The CBC Music app provides a rich library, but no information on the track you're listening too and a somewhat depth-free sound, according to media reporter Steve Ladurantaye

I'm sitting on a Via train, listening to CBC's new streaming music service.

I downloaded the app on my iPhone, and using the train's free WiFi to listen without worrying about blasting through my Rogers data plan.

It's all very Canadian of me, particularly since I'm hurtling toward Montreal. And listening to the Leonard Cohen channel, to some woman singing Suzanne. In French. Something about l'oranges down by a riviere?

Or at least she was, I only have so much patience. And with dozens of streaming music channels, there's no reason to be annoyed for more than a few seconds.

So I've switched to "rock." I think I'm hearing the Silversun Pickups, but it's impossible to know because the app doesn't tell you who is singing at any given moment.

It's an early stumble for the music service, given the revenue possibilities generated by similar services that let you buy the song right off the app.

Of course, not having a commerce strategy (aside from Hockey Night in Canada banner ads) does help deflect the notion, put forward by some critics, that the broadcaster is picking a fight with Apple's iTunes.

But that's a whole other story.

Anyway, the interface resembles the one used by Sirius XM, the satellite-radio company which operates on a subscription basis. Stations are broken down by genre. It's all here. Classical. Pop. Hip Hop. Aboriginal. Complete Cohen, too, though that section is apparently "seasonal."

It also provides feeds from CBC Radio Two and Radio Three, but I already have apps for those.

My Sirius feed sucks about a megabyte of data per minute. But the sound is brilliant. The CBC says they average slightly less, about is 54mb per hour (not much in the way of savings for data-conscious users).

Even so, there's a lack of depth to the tracks. I'm listening to Love Hurts right now, and it's all treble, all the time (it's also terrible).

I've been listening for an hour. Which feels like enough to decide if I like it or not.

Mostly, it's fine.

The interface is a little thin, I need more info on what I'm listening to at any given moment (especially because at 36, I get less hip by the day).

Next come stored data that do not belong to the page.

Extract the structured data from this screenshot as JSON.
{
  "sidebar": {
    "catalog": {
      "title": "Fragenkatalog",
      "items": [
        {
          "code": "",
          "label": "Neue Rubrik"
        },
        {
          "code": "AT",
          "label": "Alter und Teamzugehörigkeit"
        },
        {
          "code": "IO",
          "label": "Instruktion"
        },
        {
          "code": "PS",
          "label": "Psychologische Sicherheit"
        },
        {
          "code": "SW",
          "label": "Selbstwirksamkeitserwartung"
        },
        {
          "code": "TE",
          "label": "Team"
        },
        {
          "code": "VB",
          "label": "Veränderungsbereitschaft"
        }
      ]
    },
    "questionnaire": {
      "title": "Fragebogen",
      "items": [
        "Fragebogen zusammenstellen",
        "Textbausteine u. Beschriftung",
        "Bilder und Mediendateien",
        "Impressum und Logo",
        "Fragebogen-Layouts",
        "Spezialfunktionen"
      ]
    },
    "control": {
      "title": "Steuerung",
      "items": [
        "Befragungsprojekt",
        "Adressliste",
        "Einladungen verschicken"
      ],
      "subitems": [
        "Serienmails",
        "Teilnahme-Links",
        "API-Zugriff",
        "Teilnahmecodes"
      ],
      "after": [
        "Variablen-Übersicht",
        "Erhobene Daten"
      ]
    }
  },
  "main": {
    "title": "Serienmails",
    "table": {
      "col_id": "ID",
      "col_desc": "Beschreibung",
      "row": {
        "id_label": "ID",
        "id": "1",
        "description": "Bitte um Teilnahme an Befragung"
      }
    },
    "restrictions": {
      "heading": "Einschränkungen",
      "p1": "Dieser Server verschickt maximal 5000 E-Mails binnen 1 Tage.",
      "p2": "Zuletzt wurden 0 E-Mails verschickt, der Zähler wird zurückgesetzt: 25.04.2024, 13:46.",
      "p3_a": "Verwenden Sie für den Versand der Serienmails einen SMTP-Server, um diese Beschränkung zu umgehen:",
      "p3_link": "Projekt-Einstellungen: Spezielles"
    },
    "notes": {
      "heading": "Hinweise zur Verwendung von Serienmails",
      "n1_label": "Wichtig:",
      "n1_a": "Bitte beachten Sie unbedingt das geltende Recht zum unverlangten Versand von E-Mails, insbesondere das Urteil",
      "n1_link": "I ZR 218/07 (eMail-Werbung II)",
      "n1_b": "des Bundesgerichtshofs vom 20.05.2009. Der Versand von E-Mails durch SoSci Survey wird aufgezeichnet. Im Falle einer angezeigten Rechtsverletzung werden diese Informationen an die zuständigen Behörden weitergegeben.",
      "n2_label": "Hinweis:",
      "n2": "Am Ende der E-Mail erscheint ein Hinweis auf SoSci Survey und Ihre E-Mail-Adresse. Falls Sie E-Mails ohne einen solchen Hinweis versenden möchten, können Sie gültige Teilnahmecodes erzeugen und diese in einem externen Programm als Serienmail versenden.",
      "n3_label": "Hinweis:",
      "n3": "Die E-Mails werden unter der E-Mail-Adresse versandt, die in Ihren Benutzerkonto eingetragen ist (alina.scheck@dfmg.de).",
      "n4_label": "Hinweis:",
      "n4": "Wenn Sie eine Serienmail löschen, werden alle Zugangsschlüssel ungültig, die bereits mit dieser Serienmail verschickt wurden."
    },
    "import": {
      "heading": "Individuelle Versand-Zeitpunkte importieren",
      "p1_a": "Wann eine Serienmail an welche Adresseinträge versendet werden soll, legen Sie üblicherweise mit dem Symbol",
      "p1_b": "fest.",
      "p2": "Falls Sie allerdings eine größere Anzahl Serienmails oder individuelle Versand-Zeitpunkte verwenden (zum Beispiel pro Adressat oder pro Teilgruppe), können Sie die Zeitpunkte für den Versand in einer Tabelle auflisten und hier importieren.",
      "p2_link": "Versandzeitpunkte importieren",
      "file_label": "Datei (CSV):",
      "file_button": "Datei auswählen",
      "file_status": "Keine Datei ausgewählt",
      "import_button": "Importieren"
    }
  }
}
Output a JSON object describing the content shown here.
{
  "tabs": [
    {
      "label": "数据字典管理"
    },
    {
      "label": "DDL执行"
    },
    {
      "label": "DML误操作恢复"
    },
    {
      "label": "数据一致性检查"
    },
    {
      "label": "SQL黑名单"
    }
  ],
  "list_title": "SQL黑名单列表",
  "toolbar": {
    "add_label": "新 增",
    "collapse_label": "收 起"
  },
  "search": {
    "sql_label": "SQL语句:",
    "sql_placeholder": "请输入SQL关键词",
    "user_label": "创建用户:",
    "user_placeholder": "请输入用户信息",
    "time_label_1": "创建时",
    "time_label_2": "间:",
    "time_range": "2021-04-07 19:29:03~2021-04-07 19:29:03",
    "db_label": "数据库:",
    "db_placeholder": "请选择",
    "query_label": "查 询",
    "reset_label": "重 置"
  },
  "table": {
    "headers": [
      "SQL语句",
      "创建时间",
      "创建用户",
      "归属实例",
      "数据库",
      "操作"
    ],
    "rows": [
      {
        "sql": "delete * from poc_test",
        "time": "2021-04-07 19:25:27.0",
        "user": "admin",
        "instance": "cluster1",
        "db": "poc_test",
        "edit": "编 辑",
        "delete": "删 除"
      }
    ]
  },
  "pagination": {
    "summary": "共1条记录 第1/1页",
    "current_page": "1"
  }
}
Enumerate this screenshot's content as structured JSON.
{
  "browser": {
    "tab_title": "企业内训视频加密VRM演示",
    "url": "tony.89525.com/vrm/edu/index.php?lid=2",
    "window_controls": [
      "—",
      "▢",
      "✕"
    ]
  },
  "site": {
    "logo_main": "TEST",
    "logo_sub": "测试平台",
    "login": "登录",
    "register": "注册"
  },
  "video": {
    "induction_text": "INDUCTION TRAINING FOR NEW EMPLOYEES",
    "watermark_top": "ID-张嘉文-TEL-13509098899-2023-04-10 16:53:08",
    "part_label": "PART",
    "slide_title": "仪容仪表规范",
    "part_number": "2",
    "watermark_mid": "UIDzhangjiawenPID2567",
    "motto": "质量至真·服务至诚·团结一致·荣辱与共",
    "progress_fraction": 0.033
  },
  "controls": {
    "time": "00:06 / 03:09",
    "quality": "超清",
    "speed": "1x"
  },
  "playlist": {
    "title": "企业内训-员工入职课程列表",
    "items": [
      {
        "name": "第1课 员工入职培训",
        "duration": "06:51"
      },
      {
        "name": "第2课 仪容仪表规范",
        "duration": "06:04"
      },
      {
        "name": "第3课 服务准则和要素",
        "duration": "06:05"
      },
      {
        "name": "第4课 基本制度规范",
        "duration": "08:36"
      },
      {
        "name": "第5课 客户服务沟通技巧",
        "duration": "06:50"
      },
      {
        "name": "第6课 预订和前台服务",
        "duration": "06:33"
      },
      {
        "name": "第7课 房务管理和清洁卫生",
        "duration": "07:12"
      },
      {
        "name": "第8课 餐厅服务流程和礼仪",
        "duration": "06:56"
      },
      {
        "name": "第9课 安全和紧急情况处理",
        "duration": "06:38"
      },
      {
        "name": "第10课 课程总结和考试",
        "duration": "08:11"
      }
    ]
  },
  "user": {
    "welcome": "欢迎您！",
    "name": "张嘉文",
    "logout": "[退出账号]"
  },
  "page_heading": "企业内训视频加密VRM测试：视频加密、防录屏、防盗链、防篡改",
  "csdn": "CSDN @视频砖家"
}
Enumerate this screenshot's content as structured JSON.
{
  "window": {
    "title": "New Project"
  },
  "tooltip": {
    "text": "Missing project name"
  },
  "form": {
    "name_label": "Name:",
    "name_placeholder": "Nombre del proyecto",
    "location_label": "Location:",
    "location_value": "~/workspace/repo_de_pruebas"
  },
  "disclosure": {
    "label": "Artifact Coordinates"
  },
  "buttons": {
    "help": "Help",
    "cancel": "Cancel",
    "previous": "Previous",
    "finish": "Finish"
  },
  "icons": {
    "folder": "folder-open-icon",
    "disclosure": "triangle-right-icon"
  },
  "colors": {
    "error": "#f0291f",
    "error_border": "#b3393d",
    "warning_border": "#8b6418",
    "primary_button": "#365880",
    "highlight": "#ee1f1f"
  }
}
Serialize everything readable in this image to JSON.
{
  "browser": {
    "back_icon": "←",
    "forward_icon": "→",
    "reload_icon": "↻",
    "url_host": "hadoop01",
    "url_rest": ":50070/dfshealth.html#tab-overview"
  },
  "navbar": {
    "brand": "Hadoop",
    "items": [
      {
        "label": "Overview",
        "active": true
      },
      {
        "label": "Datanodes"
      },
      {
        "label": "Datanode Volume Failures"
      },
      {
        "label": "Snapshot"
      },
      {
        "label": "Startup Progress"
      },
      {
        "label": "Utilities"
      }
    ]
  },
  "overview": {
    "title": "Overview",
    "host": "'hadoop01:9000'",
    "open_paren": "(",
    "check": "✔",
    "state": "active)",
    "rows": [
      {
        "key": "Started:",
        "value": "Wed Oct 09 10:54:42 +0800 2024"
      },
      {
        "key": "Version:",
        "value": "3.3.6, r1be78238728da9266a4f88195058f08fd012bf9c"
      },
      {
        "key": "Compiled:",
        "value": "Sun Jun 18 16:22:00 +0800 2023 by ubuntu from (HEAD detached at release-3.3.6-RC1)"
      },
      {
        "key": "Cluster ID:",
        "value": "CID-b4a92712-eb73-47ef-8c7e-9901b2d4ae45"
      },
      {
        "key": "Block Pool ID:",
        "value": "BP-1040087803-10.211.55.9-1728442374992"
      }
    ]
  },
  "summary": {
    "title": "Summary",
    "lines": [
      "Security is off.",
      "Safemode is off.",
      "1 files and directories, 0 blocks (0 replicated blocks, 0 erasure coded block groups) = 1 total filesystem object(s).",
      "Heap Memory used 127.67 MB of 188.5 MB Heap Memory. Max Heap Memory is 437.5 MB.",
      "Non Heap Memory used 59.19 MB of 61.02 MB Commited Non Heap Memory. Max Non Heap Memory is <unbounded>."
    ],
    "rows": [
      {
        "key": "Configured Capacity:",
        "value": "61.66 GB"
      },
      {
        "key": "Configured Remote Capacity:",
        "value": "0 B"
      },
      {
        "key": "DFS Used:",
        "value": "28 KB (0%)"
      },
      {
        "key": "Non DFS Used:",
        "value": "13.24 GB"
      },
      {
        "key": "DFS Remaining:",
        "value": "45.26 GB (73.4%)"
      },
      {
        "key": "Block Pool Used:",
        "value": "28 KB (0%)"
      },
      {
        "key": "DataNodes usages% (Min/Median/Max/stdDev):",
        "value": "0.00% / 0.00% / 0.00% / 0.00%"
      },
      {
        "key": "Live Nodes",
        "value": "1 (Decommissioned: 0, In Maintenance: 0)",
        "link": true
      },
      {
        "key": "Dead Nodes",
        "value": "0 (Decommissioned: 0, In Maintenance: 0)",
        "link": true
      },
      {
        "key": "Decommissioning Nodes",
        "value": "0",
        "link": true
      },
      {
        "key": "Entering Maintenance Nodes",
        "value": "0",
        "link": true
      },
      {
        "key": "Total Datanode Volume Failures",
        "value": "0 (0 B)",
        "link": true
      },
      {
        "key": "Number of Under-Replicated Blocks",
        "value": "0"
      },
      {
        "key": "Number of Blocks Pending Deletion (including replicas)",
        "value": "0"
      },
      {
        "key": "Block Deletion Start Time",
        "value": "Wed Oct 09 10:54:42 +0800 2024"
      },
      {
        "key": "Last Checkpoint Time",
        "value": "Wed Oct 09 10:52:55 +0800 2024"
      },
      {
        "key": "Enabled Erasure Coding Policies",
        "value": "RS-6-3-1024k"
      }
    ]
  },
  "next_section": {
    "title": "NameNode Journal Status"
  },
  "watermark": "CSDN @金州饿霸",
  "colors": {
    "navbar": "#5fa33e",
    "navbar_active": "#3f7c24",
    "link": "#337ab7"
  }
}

But the service does provide great range, and pulls music from all over the world instead of pushing a steady diet of Canadian content. And the cbcmusic.ca site also has video, which is something.

Whether this is a service my national, taxpayer-funded broadcaster should offer is well beyond my present concern.

But we're three hours out of Montreal, and the train just stopped so the conductor can "just check the engine quickly."

So, for now, I'm awfully pleased my tax dollars are beaming the Beatles my way. Just don't ask me which song it is, I have no idea and the app won't tell me.